Pierre Mac Orlan
La géographie du cafard
Même si Pierre Mac Orlan est lucide sur la révolte qui gronde dans ces territoires, il oppose la culture locale au rôle bénéfique de la mission républicaine dont les légionnaires sont chargés.
« La Tunisie tient dans mes bagages, à la fois lourds et minces : quelques photographies amicales, deux boîtes d’allumettes décorées d’un poisson vert et une rose des sables précieuse, qui toujours, me rappellera la haute et élégante silhouette du caïd gouverneur Aziz Djelloull, un grand chef authentique et courtois. »
« L’horizon devant nous peut nous apporter le pire à défaut du meilleur. La pilule qu’il faut avaler est souvent amère. On ne peut guère en dissimuler le goût qu’entreprenant confiance dans la mystique occidentale du patriotisme, ce patriotisme qui seul peut opposer les Européens à ce patrimoine musulman qui est représenté par un mot chargé de dynamisme : la Foi. »
Tunisie 1937, 11 août – Journal Marianne
« (… )Ainsi, à l’endroit même où le roc hostile barrait la route, où la nature arrêtait l’homme, la légion avait passé. La vie en 1936 ne pouvait se montrer plus dure que le roc, entre Midelt et Erfourd, comme c’était en 1928 sur la route du Ziz, au flanc de la montagne. »

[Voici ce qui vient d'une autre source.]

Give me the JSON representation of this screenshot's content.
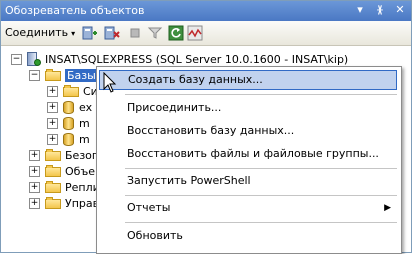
{
  "window": {
    "title": "Обозреватель объектов",
    "icons": [
      "▾",
      "ᚕ",
      "✕"
    ]
  },
  "toolbar": {
    "connect_label": "Соединить",
    "connect_arrow": "▾"
  },
  "tree": {
    "expander_minus": "−",
    "expander_plus": "+",
    "server_label": "INSAT\\SQLEXPRESS (SQL Server 10.0.1600 - INSAT\\kip)",
    "databases_label": "Базы",
    "child_items": [
      "Си",
      "ex",
      "m",
      "m"
    ],
    "top_items": [
      "Безоп",
      "Объе",
      "Репли",
      "Управ"
    ]
  },
  "context_menu": {
    "items": [
      {
        "label": "Создать базу данных..."
      },
      {
        "label": "Присоединить..."
      },
      {
        "label": "Восстановить базу данных..."
      },
      {
        "label": "Восстановить файлы и файловые группы..."
      },
      {
        "label": "Запустить PowerShell"
      },
      {
        "label": "Отчеты"
      },
      {
        "label": "Обновить"
      }
    ],
    "submenu_arrow": "▶",
    "highlight_color": "#c1d2ee",
    "accent": "#316ac5"
  }
}
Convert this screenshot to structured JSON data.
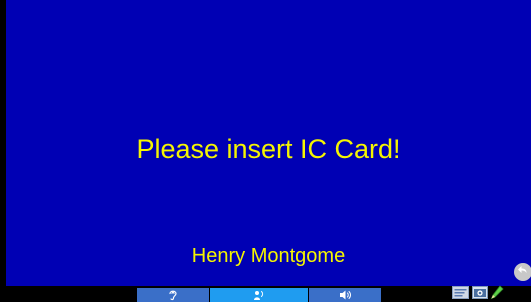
{
  "screen": {
    "message": "Please insert IC Card!",
    "user_name": "Henry Montgome"
  },
  "toolbar": {
    "buttons": [
      {
        "name": "listen",
        "icon": "ear-icon"
      },
      {
        "name": "talk",
        "icon": "talk-icon"
      },
      {
        "name": "volume",
        "icon": "speaker-icon"
      }
    ],
    "tools": [
      {
        "name": "message",
        "icon": "message-icon"
      },
      {
        "name": "camera",
        "icon": "camera-icon"
      },
      {
        "name": "edit",
        "icon": "pencil-icon"
      }
    ],
    "back_icon": "back-arrow-icon"
  },
  "colors": {
    "panel": "#0000b4",
    "text": "#f5f500",
    "button": "#3a6fc8",
    "button_active": "#1f9cf0",
    "background": "#000000"
  }
}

Appel aux amis de la Légion - Le journal du 13 avril 1936
« Comme j’ai toute ma vie aimé cette poésie pratique et facilement utilisable que les aventuriers sèment sur leur route avec une prodigalité inconsciente, (…) »
Légionnaires. 1930
« Nous ne sommes pas en présence d’un peuple enfant, mais bien devant un peuple qui a subi les plus hautes cultures de la société méditerranéenne antique. Les gens de la Tunisie ont accès aux universités françaises. Ils ne peuvent pas, il leur est impossible de penser de toute leur logique qu’à des titres égaux le salaire ne doit être égal. »
Tunisie 1937 11 août : Marianne
Ce que Mac Orlan décrit, c’est le héros de l’époque chanté par tous dans l’entre-deux-guerres : le légionnaire.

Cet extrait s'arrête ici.